Dr.Strangelove:
You’re wasting a bit of cooling capacity in that you might not want your condensed steam to be much below 100 C, but you don’t have good control over this (though you can adjust the length of radiant pipe). And you also don’t have good control over the temperature of your chilled water–you might be overcooling it if you just need 30 C water and not 5 C, say. But as a first draft this sounds fine. You can always build more advanced setups later :).

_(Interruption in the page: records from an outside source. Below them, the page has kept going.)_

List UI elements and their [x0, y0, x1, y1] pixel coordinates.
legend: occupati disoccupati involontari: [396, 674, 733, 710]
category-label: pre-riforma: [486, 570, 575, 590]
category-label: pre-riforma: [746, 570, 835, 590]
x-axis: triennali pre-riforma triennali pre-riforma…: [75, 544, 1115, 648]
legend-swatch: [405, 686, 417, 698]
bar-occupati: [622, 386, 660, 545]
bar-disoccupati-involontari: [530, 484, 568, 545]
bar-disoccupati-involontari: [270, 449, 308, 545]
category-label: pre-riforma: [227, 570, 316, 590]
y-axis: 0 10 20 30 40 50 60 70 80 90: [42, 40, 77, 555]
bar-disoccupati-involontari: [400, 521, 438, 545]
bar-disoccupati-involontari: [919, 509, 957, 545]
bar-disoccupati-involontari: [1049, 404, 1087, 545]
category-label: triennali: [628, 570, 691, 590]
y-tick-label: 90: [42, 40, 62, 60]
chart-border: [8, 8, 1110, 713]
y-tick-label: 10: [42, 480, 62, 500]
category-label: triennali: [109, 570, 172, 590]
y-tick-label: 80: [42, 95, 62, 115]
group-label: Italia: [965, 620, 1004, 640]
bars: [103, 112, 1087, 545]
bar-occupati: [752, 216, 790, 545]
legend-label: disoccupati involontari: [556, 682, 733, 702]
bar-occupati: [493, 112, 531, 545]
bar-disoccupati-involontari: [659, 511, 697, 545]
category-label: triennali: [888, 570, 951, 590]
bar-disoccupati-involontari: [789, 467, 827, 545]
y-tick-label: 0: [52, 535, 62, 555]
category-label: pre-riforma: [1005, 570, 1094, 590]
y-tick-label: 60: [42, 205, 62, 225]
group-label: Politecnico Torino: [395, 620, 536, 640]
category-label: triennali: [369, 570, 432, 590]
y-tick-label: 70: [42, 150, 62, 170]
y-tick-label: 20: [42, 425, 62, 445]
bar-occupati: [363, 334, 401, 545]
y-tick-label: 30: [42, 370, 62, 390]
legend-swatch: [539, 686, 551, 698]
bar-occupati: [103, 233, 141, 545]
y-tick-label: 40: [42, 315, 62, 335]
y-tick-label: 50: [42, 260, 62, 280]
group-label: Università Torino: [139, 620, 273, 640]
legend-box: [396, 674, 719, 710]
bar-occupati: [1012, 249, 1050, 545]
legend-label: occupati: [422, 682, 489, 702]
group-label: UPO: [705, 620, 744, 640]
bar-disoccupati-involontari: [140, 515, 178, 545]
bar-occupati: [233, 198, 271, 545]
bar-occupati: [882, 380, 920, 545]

I read this and thought it sounded familiar. I went back to one of my old threads and found this in response to a question about how to improve GPU efficiency:
Only clock the chip as high as you need to. For instance, suppose you are locked to 60 Hz but the chip will render at 90 Hz flat-out. You then only need to clock the chip at 2/3 the level to hit your target.
Strongly related to this is: only use as much voltage as you need. Chips need more voltage as they are clocked higher, so if you can reduce the clocks, you can cut the voltage and hence the power.
Only clock the parts of the chip doing work. For instance, GPUs do both math ops and texture ops. But if you’re going math-heavy work, the texture units are idle. They should be unclocked, or–even better–powered off completely (this can be hard).
Just as a very general principle, don’t be wasteful in the work you do. Don’t use 32 bits when 16 bits is enough. Be smart about memory locality–better caches mean fewer memory transactions. Etc.